Twilio’s Authy is a two-factor authentication app that uses a zero-trust approach to protect users against unauthorized access through compromised credentials and weak passwords.
It does this via an easy-to-use API along with the HMAC RFC algorithm. This is a security algorithm that rotates a six-digit number token every 30 seconds. These single-use tokens, also referred to as Push notifications or Authy tokens, are more secure than passwords and they help keep track of individual users that are authenticating on Authy servers.
You’ll need to enter one of these to securely access your Authy account. You can use the app to get the randomly generated token, but if you don’t have access to the app you can request an SMS to be sent to your cell phone.
SEE: Mobile device security policy (TechRepublic Premium)
If you are offline or out of data and unable to get an SMS or Push authentication on your phone or desktop, you can still login using one of your backup codes.
Once a backup code is used it automatically becomes inactive. If you lose your codes or you think they’ve been stolen, you can create a new set of 10 backup codes. The old set of codes will automatically become inactive.
Authy has other features like Encrypted Backups that add even more security for users and help with account recovery when they lose their device. This guide explains how the Authy Backup feature works, and how to enable or disable backups.
How Authy backup works
It’s important to note that the Authy backup feature is optional. You need to manually enable it within the Authy app settings. If you choose not to enable the backup feature Authy will function like the Google Authenticator app and store your accounts on your phone instead of in the cloud. That means you won’t be able to recover your data if you lose your phone because without backups Authy can’t synchronize your 2FA tokens to your new device.

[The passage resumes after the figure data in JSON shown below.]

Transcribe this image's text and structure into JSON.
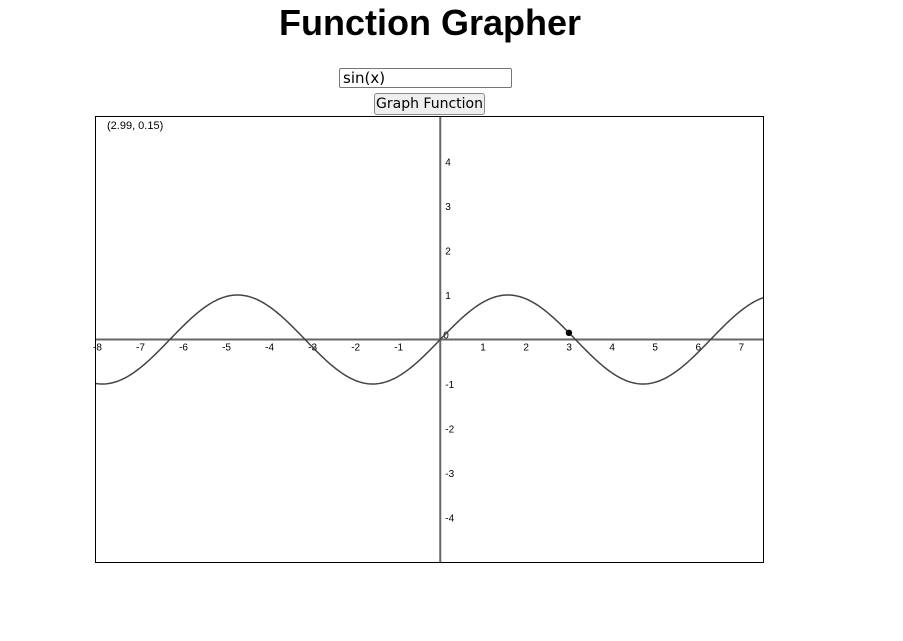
{
  "page": {
    "title": "Function Grapher"
  },
  "controls": {
    "function_value": "sin(x)",
    "graph_button_label": "Graph Function"
  },
  "readout": {
    "coordinates": "(2.99, 0.15)"
  },
  "colors": {
    "axis": "#666666",
    "curve": "#444444",
    "point": "#000000"
  },
  "chart_data": {
    "type": "line",
    "function": "sin(x)",
    "xlim": [
      -8,
      7.5
    ],
    "ylim": [
      -5,
      5
    ],
    "x_ticks": [
      -8,
      -7,
      -6,
      -5,
      -4,
      -3,
      -2,
      -1,
      1,
      2,
      3,
      4,
      5,
      6,
      7
    ],
    "y_ticks": [
      -4,
      -3,
      -2,
      -1,
      1,
      2,
      3,
      4
    ],
    "origin_label": "0",
    "marked_point": {
      "x": 2.99,
      "y": 0.15
    },
    "grid": false
  }
}
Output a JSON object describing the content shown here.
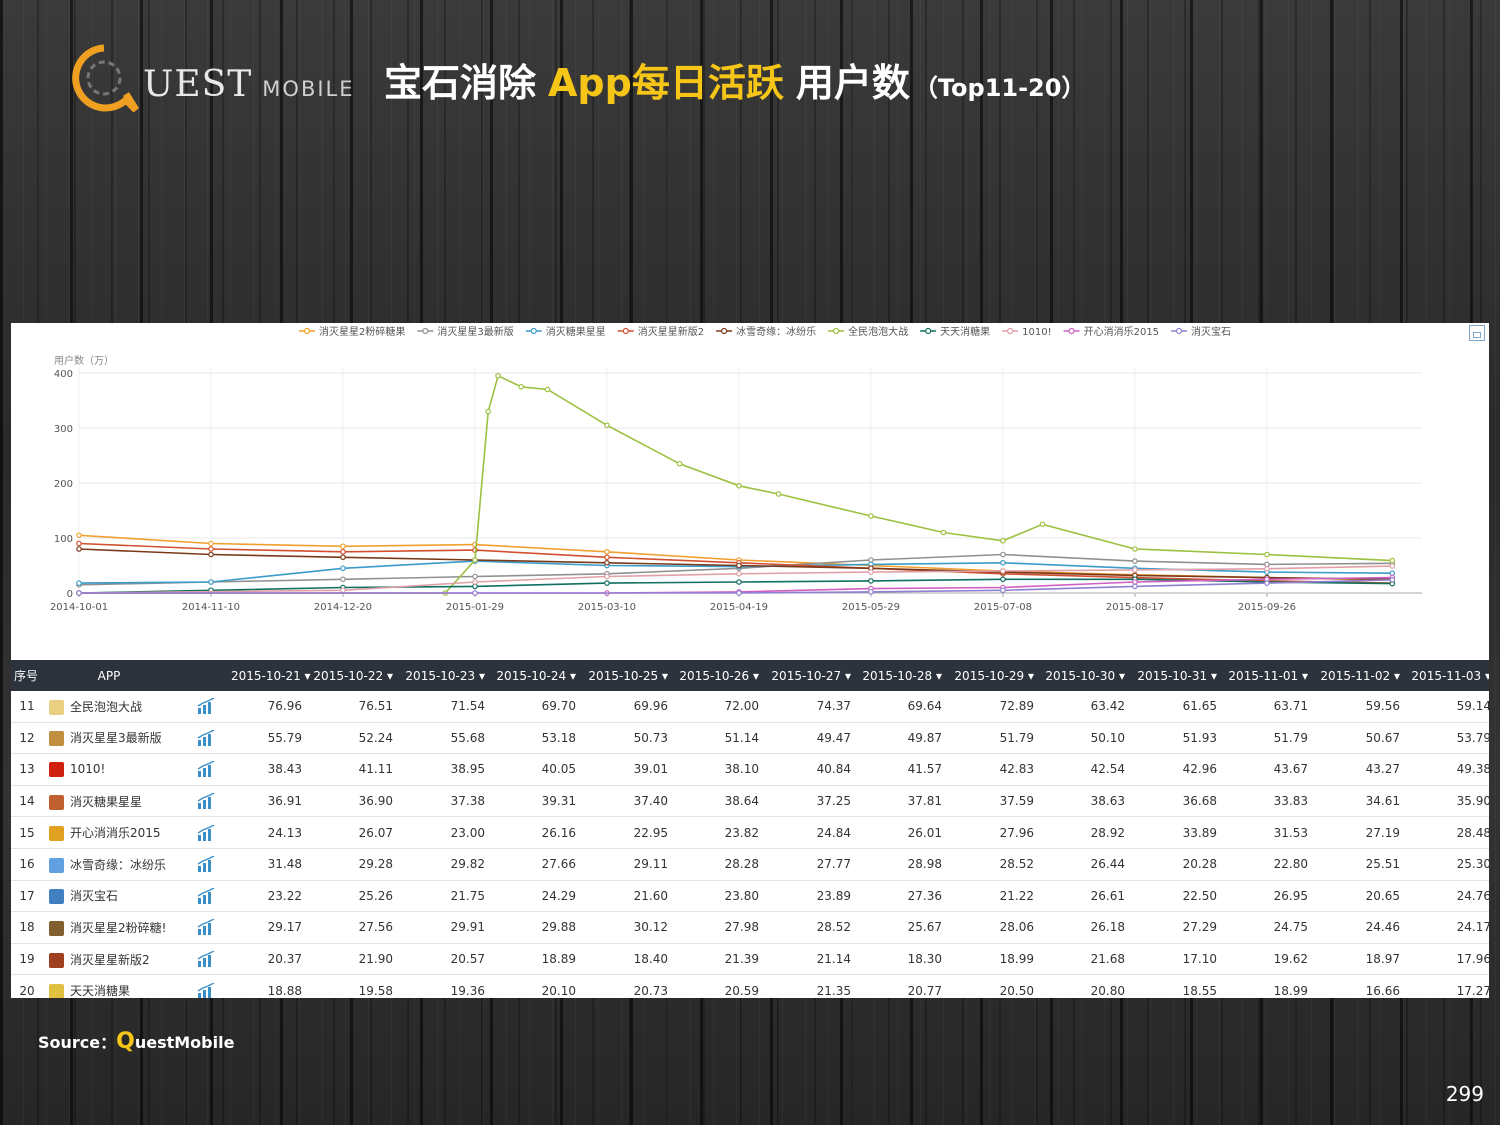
{
  "logo": {
    "brand_q": "Q",
    "brand_rest": "UEST",
    "brand_mobile": "MOBILE",
    "accent": "#f0a020"
  },
  "title": {
    "part1": "宝石消除",
    "part2": "App每日活跃",
    "part3": "用户数",
    "part4": "（Top11-20）"
  },
  "chart_data": {
    "type": "line",
    "title": "",
    "ylabel": "用户数（万）",
    "ylim": [
      0,
      400
    ],
    "yticks": [
      0,
      100,
      200,
      300,
      400
    ],
    "xlabel": "",
    "x_ticks": [
      "2014-10-01",
      "2014-11-10",
      "2014-12-20",
      "2015-01-29",
      "2015-03-10",
      "2015-04-19",
      "2015-05-29",
      "2015-07-08",
      "2015-08-17",
      "2015-09-26"
    ],
    "x_range": [
      "2014-10-01",
      "2015-11-12"
    ],
    "legend_position": "top",
    "grid": true,
    "series": [
      {
        "name": "消灭星星2粉碎糖果",
        "color": "#f0a030",
        "points": [
          [
            "2014-10-01",
            105
          ],
          [
            "2014-11-10",
            90
          ],
          [
            "2014-12-20",
            85
          ],
          [
            "2015-01-29",
            88
          ],
          [
            "2015-03-10",
            75
          ],
          [
            "2015-04-19",
            60
          ],
          [
            "2015-05-29",
            50
          ],
          [
            "2015-07-08",
            40
          ],
          [
            "2015-08-17",
            33
          ],
          [
            "2015-09-26",
            28
          ],
          [
            "2015-11-03",
            24
          ]
        ]
      },
      {
        "name": "消灭星星3最新版",
        "color": "#909090",
        "points": [
          [
            "2014-10-01",
            15
          ],
          [
            "2014-11-10",
            20
          ],
          [
            "2014-12-20",
            25
          ],
          [
            "2015-01-29",
            30
          ],
          [
            "2015-03-10",
            35
          ],
          [
            "2015-04-19",
            45
          ],
          [
            "2015-05-29",
            60
          ],
          [
            "2015-07-08",
            70
          ],
          [
            "2015-08-17",
            58
          ],
          [
            "2015-09-26",
            52
          ],
          [
            "2015-11-03",
            54
          ]
        ]
      },
      {
        "name": "消灭糖果星星",
        "color": "#3a9cc8",
        "points": [
          [
            "2014-10-01",
            18
          ],
          [
            "2014-11-10",
            20
          ],
          [
            "2014-12-20",
            45
          ],
          [
            "2015-01-29",
            58
          ],
          [
            "2015-03-10",
            50
          ],
          [
            "2015-04-19",
            48
          ],
          [
            "2015-05-29",
            52
          ],
          [
            "2015-07-08",
            55
          ],
          [
            "2015-08-17",
            45
          ],
          [
            "2015-09-26",
            38
          ],
          [
            "2015-11-03",
            36
          ]
        ]
      },
      {
        "name": "消灭星星新版2",
        "color": "#d05030",
        "points": [
          [
            "2014-10-01",
            90
          ],
          [
            "2014-11-10",
            80
          ],
          [
            "2014-12-20",
            75
          ],
          [
            "2015-01-29",
            78
          ],
          [
            "2015-03-10",
            65
          ],
          [
            "2015-04-19",
            55
          ],
          [
            "2015-05-29",
            45
          ],
          [
            "2015-07-08",
            35
          ],
          [
            "2015-08-17",
            28
          ],
          [
            "2015-09-26",
            22
          ],
          [
            "2015-11-03",
            18
          ]
        ]
      },
      {
        "name": "冰雪奇缘：冰纷乐",
        "color": "#7a3a1a",
        "points": [
          [
            "2014-10-01",
            80
          ],
          [
            "2014-11-10",
            70
          ],
          [
            "2014-12-20",
            65
          ],
          [
            "2015-01-29",
            60
          ],
          [
            "2015-03-10",
            55
          ],
          [
            "2015-04-19",
            50
          ],
          [
            "2015-05-29",
            45
          ],
          [
            "2015-07-08",
            38
          ],
          [
            "2015-08-17",
            32
          ],
          [
            "2015-09-26",
            28
          ],
          [
            "2015-11-03",
            25
          ]
        ]
      },
      {
        "name": "全民泡泡大战",
        "color": "#9cc040",
        "points": [
          [
            "2014-10-01",
            0
          ],
          [
            "2015-01-20",
            0
          ],
          [
            "2015-01-29",
            60
          ],
          [
            "2015-02-02",
            330
          ],
          [
            "2015-02-05",
            395
          ],
          [
            "2015-02-12",
            375
          ],
          [
            "2015-02-20",
            370
          ],
          [
            "2015-03-10",
            305
          ],
          [
            "2015-04-01",
            235
          ],
          [
            "2015-04-19",
            195
          ],
          [
            "2015-05-01",
            180
          ],
          [
            "2015-05-29",
            140
          ],
          [
            "2015-06-20",
            110
          ],
          [
            "2015-07-08",
            95
          ],
          [
            "2015-07-20",
            125
          ],
          [
            "2015-08-17",
            80
          ],
          [
            "2015-09-26",
            70
          ],
          [
            "2015-11-03",
            59
          ]
        ]
      },
      {
        "name": "天天消糖果",
        "color": "#107060",
        "points": [
          [
            "2014-10-01",
            0
          ],
          [
            "2014-11-10",
            5
          ],
          [
            "2014-12-20",
            10
          ],
          [
            "2015-01-29",
            12
          ],
          [
            "2015-03-10",
            18
          ],
          [
            "2015-04-19",
            20
          ],
          [
            "2015-05-29",
            22
          ],
          [
            "2015-07-08",
            25
          ],
          [
            "2015-08-17",
            25
          ],
          [
            "2015-09-26",
            20
          ],
          [
            "2015-11-03",
            17
          ]
        ]
      },
      {
        "name": "1010!",
        "color": "#e0a0a8",
        "points": [
          [
            "2014-10-01",
            0
          ],
          [
            "2014-12-20",
            5
          ],
          [
            "2015-01-29",
            20
          ],
          [
            "2015-03-10",
            30
          ],
          [
            "2015-04-19",
            35
          ],
          [
            "2015-05-29",
            38
          ],
          [
            "2015-07-08",
            40
          ],
          [
            "2015-08-17",
            42
          ],
          [
            "2015-09-26",
            44
          ],
          [
            "2015-11-03",
            49
          ]
        ]
      },
      {
        "name": "开心消消乐2015",
        "color": "#d060c0",
        "points": [
          [
            "2014-10-01",
            0
          ],
          [
            "2015-01-29",
            0
          ],
          [
            "2015-03-10",
            0
          ],
          [
            "2015-04-19",
            2
          ],
          [
            "2015-05-29",
            8
          ],
          [
            "2015-07-08",
            10
          ],
          [
            "2015-08-17",
            20
          ],
          [
            "2015-09-26",
            25
          ],
          [
            "2015-11-03",
            28
          ]
        ]
      },
      {
        "name": "消灭宝石",
        "color": "#9080d0",
        "points": [
          [
            "2014-10-01",
            0
          ],
          [
            "2015-01-29",
            0
          ],
          [
            "2015-04-19",
            0
          ],
          [
            "2015-05-29",
            2
          ],
          [
            "2015-07-08",
            5
          ],
          [
            "2015-08-17",
            12
          ],
          [
            "2015-09-26",
            18
          ],
          [
            "2015-11-03",
            24
          ]
        ]
      }
    ]
  },
  "table": {
    "headers": [
      "序号",
      "APP",
      "",
      "2015-10-21 ▾",
      "2015-10-22 ▾",
      "2015-10-23 ▾",
      "2015-10-24 ▾",
      "2015-10-25 ▾",
      "2015-10-26 ▾",
      "2015-10-27 ▾",
      "2015-10-28 ▾",
      "2015-10-29 ▾",
      "2015-10-30 ▾",
      "2015-10-31 ▾",
      "2015-11-01 ▾",
      "2015-11-02 ▾",
      "2015-11-03 ▾"
    ],
    "rows": [
      {
        "idx": "11",
        "app": "全民泡泡大战",
        "icon_color": "#e8d080",
        "values": [
          "76.96",
          "76.51",
          "71.54",
          "69.70",
          "69.96",
          "72.00",
          "74.37",
          "69.64",
          "72.89",
          "63.42",
          "61.65",
          "63.71",
          "59.56",
          "59.14"
        ]
      },
      {
        "idx": "12",
        "app": "消灭星星3最新版",
        "icon_color": "#c09040",
        "values": [
          "55.79",
          "52.24",
          "55.68",
          "53.18",
          "50.73",
          "51.14",
          "49.47",
          "49.87",
          "51.79",
          "50.10",
          "51.93",
          "51.79",
          "50.67",
          "53.79"
        ]
      },
      {
        "idx": "13",
        "app": "1010!",
        "icon_color": "#d02010",
        "values": [
          "38.43",
          "41.11",
          "38.95",
          "40.05",
          "39.01",
          "38.10",
          "40.84",
          "41.57",
          "42.83",
          "42.54",
          "42.96",
          "43.67",
          "43.27",
          "49.38"
        ]
      },
      {
        "idx": "14",
        "app": "消灭糖果星星",
        "icon_color": "#c06030",
        "values": [
          "36.91",
          "36.90",
          "37.38",
          "39.31",
          "37.40",
          "38.64",
          "37.25",
          "37.81",
          "37.59",
          "38.63",
          "36.68",
          "33.83",
          "34.61",
          "35.90"
        ]
      },
      {
        "idx": "15",
        "app": "开心消消乐2015",
        "icon_color": "#e0a020",
        "values": [
          "24.13",
          "26.07",
          "23.00",
          "26.16",
          "22.95",
          "23.82",
          "24.84",
          "26.01",
          "27.96",
          "28.92",
          "33.89",
          "31.53",
          "27.19",
          "28.48"
        ]
      },
      {
        "idx": "16",
        "app": "冰雪奇缘：冰纷乐",
        "icon_color": "#60a0e0",
        "values": [
          "31.48",
          "29.28",
          "29.82",
          "27.66",
          "29.11",
          "28.28",
          "27.77",
          "28.98",
          "28.52",
          "26.44",
          "20.28",
          "22.80",
          "25.51",
          "25.30"
        ]
      },
      {
        "idx": "17",
        "app": "消灭宝石",
        "icon_color": "#4080c0",
        "values": [
          "23.22",
          "25.26",
          "21.75",
          "24.29",
          "21.60",
          "23.80",
          "23.89",
          "27.36",
          "21.22",
          "26.61",
          "22.50",
          "26.95",
          "20.65",
          "24.76"
        ]
      },
      {
        "idx": "18",
        "app": "消灭星星2粉碎糖!",
        "icon_color": "#806030",
        "values": [
          "29.17",
          "27.56",
          "29.91",
          "29.88",
          "30.12",
          "27.98",
          "28.52",
          "25.67",
          "28.06",
          "26.18",
          "27.29",
          "24.75",
          "24.46",
          "24.17"
        ]
      },
      {
        "idx": "19",
        "app": "消灭星星新版2",
        "icon_color": "#a04020",
        "values": [
          "20.37",
          "21.90",
          "20.57",
          "18.89",
          "18.40",
          "21.39",
          "21.14",
          "18.30",
          "18.99",
          "21.68",
          "17.10",
          "19.62",
          "18.97",
          "17.96"
        ]
      },
      {
        "idx": "20",
        "app": "天天消糖果",
        "icon_color": "#e0c040",
        "values": [
          "18.88",
          "19.58",
          "19.36",
          "20.10",
          "20.73",
          "20.59",
          "21.35",
          "20.77",
          "20.50",
          "20.80",
          "18.55",
          "18.99",
          "16.66",
          "17.27"
        ]
      }
    ]
  },
  "source": {
    "label": "Source：",
    "q": "Q",
    "rest": "uestMobile"
  },
  "page_number": "299"
}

When you enable the Authy backup feature, your phone encrypts all your existing 2FA accounts data locally before sending it to Authy’s cloud servers to be stored. You are then required to create a key to decrypt your data. This key is your backup password, and it is securely stored on your phone – never sent to Twilio Authy servers.
You’re the only one who has access to your backup password and neither Authy nor anyone affiliated with Authy can decrypt your data to view what’s inside. That means if you lose your backup password Authy can’t restore your accounts. Hence, it is advisable that you either memorize your backup password or write it down immediately after creation and store it in a deposit box.
How to create an Authy backup password
Backup passwords allow you to encrypt and decrypt your 2FA account tokens and access all of your tokens on an Authy app on other configured devices. Having a backup password also ensures that you always have secure access to your 2FA account tokens in case you lose access to your devices or your Authy account.
After you activate backups, you will be asked to create a password that will be used to generate a secure key for encrypting your Authy 2FA account tokens. It’s advisable to use passwords with high entropy, or those that lack order and predictability.
Passwords must be at least eight characters long with uppercase letters, lowercase letters, numbers and symbols. You may wish to use password managers, as they are one of the easiest ways to generate a strong and secure password.
Can I recover my lost backup password?
Since the backup password is never sent to Authy or stored in their servers, if you lose your backup password, they are unable to recover your password. That means if you buy a new phone or you want to replace an old or lost device, you will not be able to decrypt your 2FA tokens from Twilio Authy servers and access them within the Authy app on your new device.
If you still have access to the original device on which you set up the Authy app with your 2FA account tokens for the first time, you can re-configure your Authy app on your new device.
How to reset your backup password
To reset your backup password, you’ll need to ensure all 2FA account tokens are decrypted on your device. Next, go to the settings menu and tap on Change Password in the Backup Password section.
Note that once you reset your backup password on one device, you will be required to enter this new backup password on all other devices with your Authy account.
How to enable or disable Authy backups
If you’re using the Authy app on Android or IOS, open the app and click the menu icon on the upper right corner. Select Settings, then tap the accounts tab to enable or disable backups. You’ll need to enter your backup password to enable the Backup and Sync options.
If you are using Authy on the desktop app for Linux, macOS or Windows, open the Authy Desktop app then click settings on the bottom right corner. Go to chrome_Settings.pn then tap the Accounts tab and select Authenticator Encrypted Backups. You’ll need your backup password.
Unlike other 2FA apps, Authy features an optional cloud backup option and you can use it on numerous devices.